1）你需要的最少日志字段（建议先齐这 4 个）

每行一条 json（jsonl）：

{"id":"r1","ok":true,"input_tokens":1200,"output_tokens":300,"latency_ms":820}
{"id":"r2","ok":true,"input_tokens":5400,"output_tokens":900,"latency_ms":1400}

可选但强烈建议：

model（用于分模型算账）
retry_count（重试会放大成本）
prompt_version（提示词漂移会导致 token 漂移）

2）最小脚手架：pricing_impact.py

import json
from dataclasses import dataclass
from typing import Optional


def percentile(sorted_vals: list[int], p: float) -> Optional[int]:
    if not sorted_vals:
        return None
    idx = int(p * (len(sorted_vals) - 1))
    return sorted_vals[idx]


@dataclass
class Pricing:
    # 单价：元/1k token
    input_per_1k: float
    output_per_1k: float


@dataclass
class BudgetInputs:
    daily_calls: int
    qps_peak: float
    safety_factor: float = 1.3


@dataclass
class Stats:
    p50_in: int
    p95_in: int
    p50_out: int
    p95_out: int
    p50_latency_ms: int
    p95_latency_ms: int


def load_jsonl(path: str) -> list[dict]:
    rows = []
    with open(path, "r", encoding="utf-8") as f:
        for line in f:
            if line.strip():
                rows.append(json.loads(line))
    return rows


def compute_stats(rows: list[dict]) -> Stats:
    ins = sorted(int(r["input_tokens"]) for r in rows)
    outs = sorted(int(r["output_tokens"]) for r in rows)
    lats = sorted(int(r["latency_ms"]) for r in rows)
    return Stats(
        p50_in=percentile(ins, 0.50),
        p95_in=percentile(ins, 0.95),
        p50_out=percentile(outs, 0.50),
        p95_out=percentile(outs, 0.95),
        p50_latency_ms=percentile(lats, 0.50),
        p95_latency_ms=percentile(lats, 0.95),
    )


def cost_per_call(tin: int, tout: int, pricing: Pricing) -> float:
    return (tin / 1000.0) * pricing.input_per_1k + (tout / 1000.0) * pricing.output_per_1k


def report(pricing_old: Pricing, pricing_new: Pricing, stats: Stats, budget: BudgetInputs):
    # 用 P95 做 SLA 预算（更贴近线上上限）
    old_p95 = cost_per_call(stats.p95_in, stats.p95_out, pricing_old)
    new_p95 = cost_per_call(stats.p95_in, stats.p95_out, pricing_new)

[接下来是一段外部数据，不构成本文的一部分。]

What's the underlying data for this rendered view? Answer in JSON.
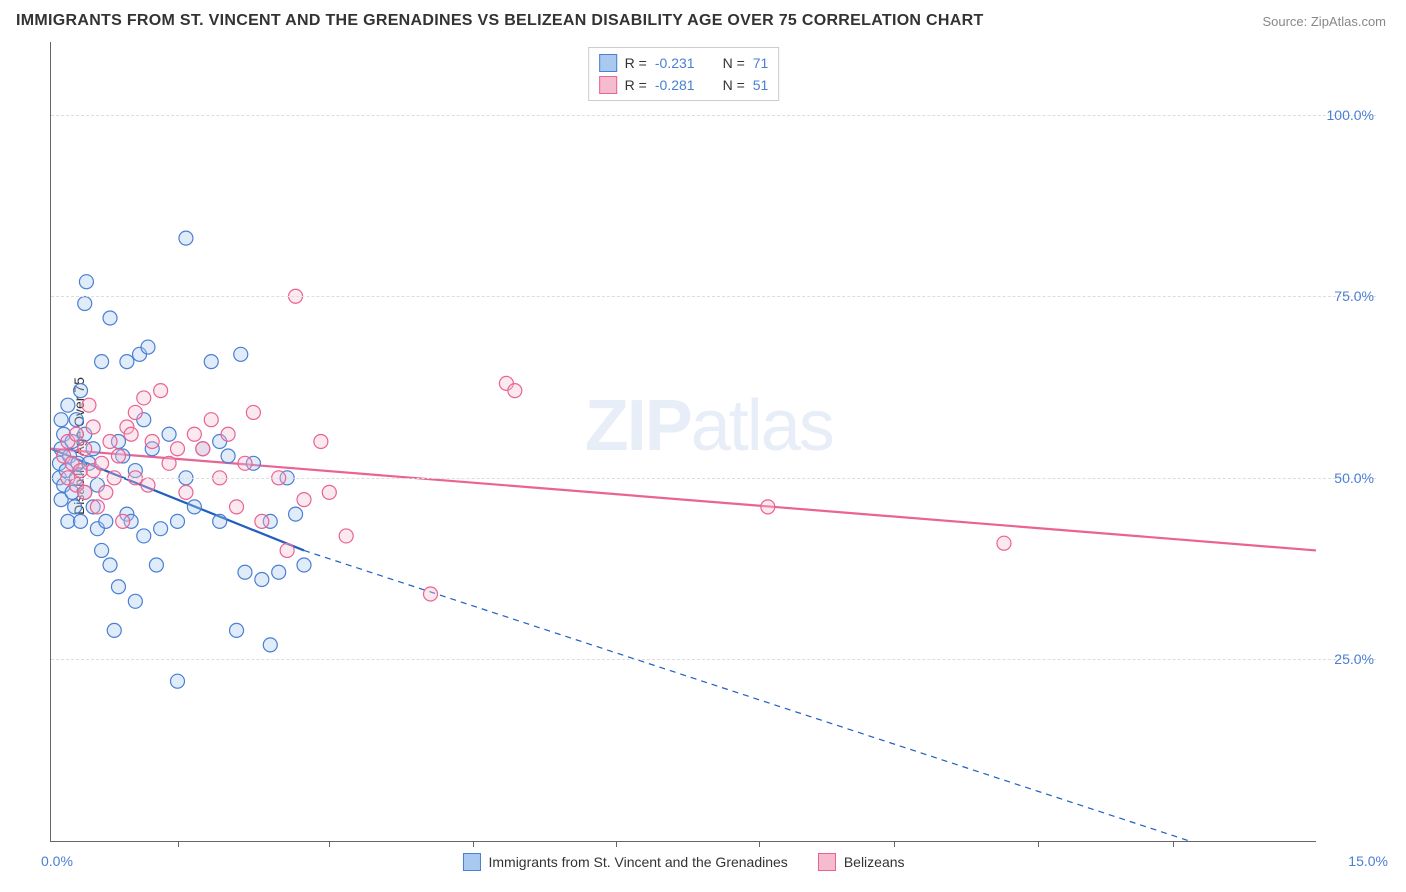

    delta_per_call = new_p95 - old_p95
    delta_month = 30 * budget.daily_calls * delta_per_call

    concurrency = budget.qps_peak * (stats.p95_latency_ms / 1000.0) * budget.safety_factor

    return {
        "p50_in": stats.p50_in,
        "p95_in": stats.p95_in,
        "p50_out": stats.p50_out,
        "p95_out": stats.p95_out,
        "p50_latency_ms": stats.p50_latency_ms,
        "p95_latency_ms": stats.p95_latency_ms,
        "old_cost_per_call_p95": round(old_p95, 6),
        "new_cost_per_call_p95": round(new_p95, 6),
        "delta_per_call_p95": round(delta_per_call, 6),
        "delta_month_p95": round(delta_month, 2),
        "concurrency_estimate": round(concurrency, 2),
    }


def main():
    rows = [r for r in load_jsonl("requests.jsonl") if r.get("ok", True)]
    stats = compute_stats(rows)

    # TODO：按你的真实价格改（单位：元/1k token）
    pricing_old = Pricing(input_per_1k=1.0, output_per_1k=3.0)
    pricing_new = Pricing(input_per_1k=1.2, output_per_1k=3.6)

    # TODO：按你的业务量改
    budget = BudgetInputs(daily_calls=1000, qps_peak=10, safety_factor=1.3)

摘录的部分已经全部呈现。